There are two types of people in the world: people who have reusable “burner” passwords for things they don’t consider important, and people who lie about it.
In the wake of the news that all GoToMyPC users are being required to change their account passwords due to a “sophisticated attack,” it’s interesting to reflect on whether or not passwords by themselves are a sufficient security measure in the modern computing landscape.
The GoToMyPC attack isn’t surprising
We’ve known for years that the username / password tuple wasn’t enough. That is why multi-factor authentication was invented (more on that in a moment). Even granting that usernames / passwords are sufficient to protect some resources, people are absolutely terrible at using them. It’s another in a long list of cases where “the right way to do it” is unambiguous and well known, yet adhered to with disappointing infrequency.
Password authentication doesn’t share the complete story
This latest attack underscores our unsurprising failures with regard to password security. Our passwords aren’t long or complex enough and we reuse them too often. The attack also reinforces an important point from the Verizon Data Breach Investigations Report which indicates that compromised or stolen credentials were used in 63 per cent of confirmed breaches.
Modern user authentication should be more like good journalism: you can start with “who” but that by itself is an incomplete story. To really be able to make appropriate authorisation decisions, the what, when, where, how, and sometimes why are also relevant. These extra dimensions establish important context which becomes the basis for trusting an entity who is trying to exercise privilege on a resource. As with any sophisticated piece of reporting, the elements will overlap and interrelate. So how do the “5WH” manifest themselves in the real world and how can we translate that to improving authentication?
Context is key in authentication
What. If I am an iOS user, my attempt to access a resource from an Ubuntu system should throw a flag. But even if I am accessing a resource from my usual platforms, it’s important to know the security posture of the underlying device. Have I compromised the OS of my iPad? Have I sideloaded potentially malicious applications? Does my device comply with the policies established by my organisation? Factoring the type of endpoint and its state into authorisation decisions can help protect credentials and resources.
Where. As much as I would like to be able to be in two places at once, physics continues to thwart me. If I attempt to access services simultaneously from Flint, MI and Moutain View, CA, authorisation policies should limit the number of concurrent logons, especially from disparate locations.
When. For some types of employees, restricting logon hours is impractical. For others, it only makes sense. If I only access systems when I am physically on premises, shutting down that access when I have left the building helps prevent misuse of my credentials. It’s been asserted that, after careful examination, Edward Snowden’s login times varied on the days he was exfiltrating his data.
How. If I normally log in via the corporate VPN from my home broadband and I suddenly appear to be coming from a TOR Exit Node, one might reasonably question the sudden change in my MO. In many ways, this is not altogether separate from “what” and “where” but how people attempt to access resources may be an indicator of whether or not their intentions are above board.
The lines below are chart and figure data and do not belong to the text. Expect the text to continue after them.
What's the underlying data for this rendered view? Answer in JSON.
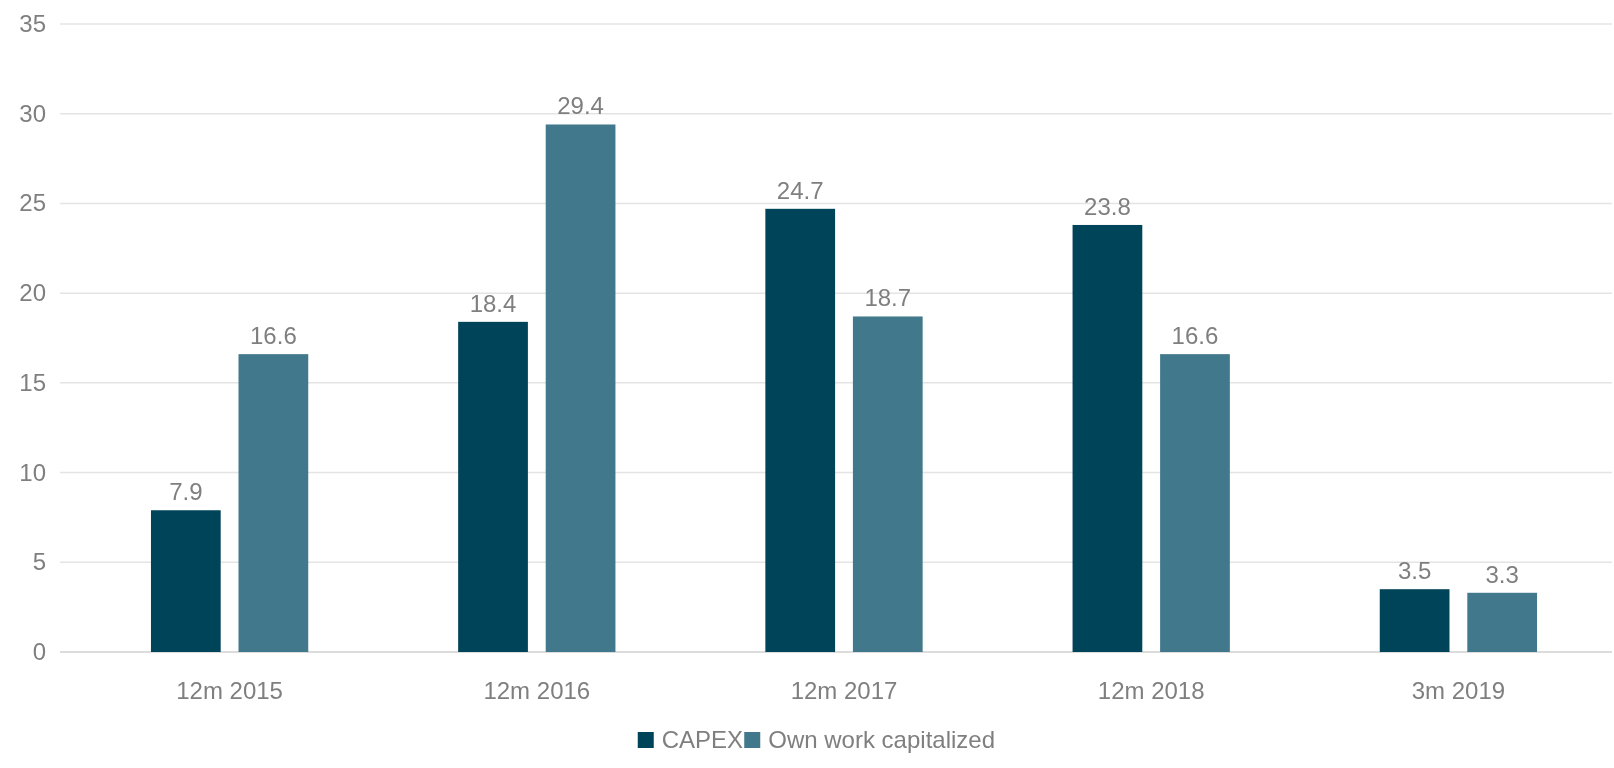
{
  "chart_data": {
    "type": "bar",
    "categories": [
      "12m 2015",
      "12m 2016",
      "12m 2017",
      "12m 2018",
      "3m 2019"
    ],
    "series": [
      {
        "name": "CAPEX",
        "color": "#004459",
        "values": [
          7.9,
          18.4,
          24.7,
          23.8,
          3.5
        ]
      },
      {
        "name": "Own work capitalized",
        "color": "#41788c",
        "values": [
          16.6,
          29.4,
          18.7,
          16.6,
          3.3
        ]
      }
    ],
    "ylim": [
      0,
      35
    ],
    "yticks": [
      0,
      5,
      10,
      15,
      20,
      25,
      30,
      35
    ],
    "grid": "y",
    "legend": "bottom",
    "data_labels": true
  }
}
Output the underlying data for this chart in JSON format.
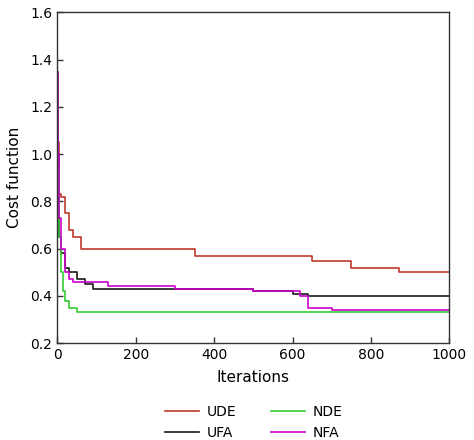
{
  "title": "",
  "xlabel": "Iterations",
  "ylabel": "Cost function",
  "xlim": [
    0,
    1000
  ],
  "ylim": [
    0.2,
    1.6
  ],
  "yticks": [
    0.2,
    0.4,
    0.6,
    0.8,
    1.0,
    1.2,
    1.4,
    1.6
  ],
  "xticks": [
    0,
    200,
    400,
    600,
    800,
    1000
  ],
  "series": {
    "UDE": {
      "color": "#c0392b",
      "x": [
        0,
        2,
        5,
        10,
        20,
        30,
        40,
        60,
        100,
        110,
        150,
        200,
        220,
        350,
        500,
        560,
        600,
        650,
        750,
        800,
        870,
        1000
      ],
      "y": [
        1.35,
        1.05,
        0.83,
        0.82,
        0.75,
        0.68,
        0.65,
        0.6,
        0.6,
        0.6,
        0.6,
        0.6,
        0.6,
        0.57,
        0.57,
        0.57,
        0.57,
        0.55,
        0.52,
        0.52,
        0.5,
        0.5
      ]
    },
    "UFA": {
      "color": "#1a1a1a",
      "x": [
        0,
        2,
        5,
        10,
        20,
        30,
        50,
        70,
        90,
        110,
        130,
        150,
        170,
        200,
        250,
        300,
        400,
        500,
        580,
        600,
        620,
        640,
        700,
        800,
        1000
      ],
      "y": [
        1.35,
        1.0,
        0.65,
        0.58,
        0.52,
        0.5,
        0.47,
        0.45,
        0.43,
        0.43,
        0.43,
        0.43,
        0.43,
        0.43,
        0.43,
        0.43,
        0.43,
        0.42,
        0.42,
        0.41,
        0.41,
        0.4,
        0.4,
        0.4,
        0.4
      ]
    },
    "NDE": {
      "color": "#33cc33",
      "x": [
        0,
        2,
        5,
        10,
        15,
        20,
        30,
        50,
        70,
        80,
        100,
        200,
        600,
        1000
      ],
      "y": [
        1.35,
        0.95,
        0.65,
        0.5,
        0.42,
        0.38,
        0.35,
        0.33,
        0.33,
        0.33,
        0.33,
        0.33,
        0.33,
        0.33
      ]
    },
    "NFA": {
      "color": "#cc00cc",
      "x": [
        0,
        2,
        5,
        10,
        20,
        30,
        40,
        50,
        70,
        90,
        110,
        130,
        150,
        200,
        300,
        400,
        500,
        580,
        600,
        620,
        640,
        700,
        800,
        1000
      ],
      "y": [
        1.35,
        1.0,
        0.73,
        0.6,
        0.5,
        0.47,
        0.46,
        0.46,
        0.46,
        0.46,
        0.46,
        0.44,
        0.44,
        0.44,
        0.43,
        0.43,
        0.42,
        0.42,
        0.42,
        0.4,
        0.35,
        0.34,
        0.34,
        0.34
      ]
    }
  },
  "legend_entries": [
    "UDE",
    "UFA",
    "NDE",
    "NFA"
  ],
  "background_color": "#ffffff",
  "figsize": [
    4.74,
    4.4
  ],
  "dpi": 100
}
Why. I am an IT guy who does not work in our IT department. I also don’t work in Finance or Engineering. As such, one would be well within their rights to question why I might try to access resources holding sensitive data for those departments. Privilege management, while not directly related to authentication, is really the other side of the same coin. If it’s trivial for me to exceed my authorisation or the lifecycle of my authorisation is not appropriately managed (i.e. my entitlements and access don’t change in accordance with changes in my roles and responsibilities), then the risk associated with the compromise of my credentials increases over time.
Stronger authentication and education are required to protect enterprises
There are a number of solutions already available to address these challenges. The promise of Big Data Analytics as applied to user behaviour will likely take us even further toward authentication methods that are more suitable for modern computing.
We’ve already seen some implicit acknowledgement and decisive steps to improve authentication in critical B2C spaces like financial services. Online brokerages issued two-factor authentication tokens in the late 1990’s and today it’s almost unheard for a financial services company to not use some sort of “step up” authentication for their websites and mobile apps.
Of course, the best thing we can do is education. It’s a common refrain, but it bears repeating: people are the weakest links and educating users about good internet safety and security is not only in the interest of organisations, it’s in the interest of their employees too. After all, most cybercrime is like any other crime: it’s based on opportunity and soft targets, so the most effective defence is taking steps to make the effort and cost of a successful attack higher than benefit, and that begins with teaching people the easy ways to make bad actors’ lives harder.
James Plouffe, lead solutions architect at MobileIron.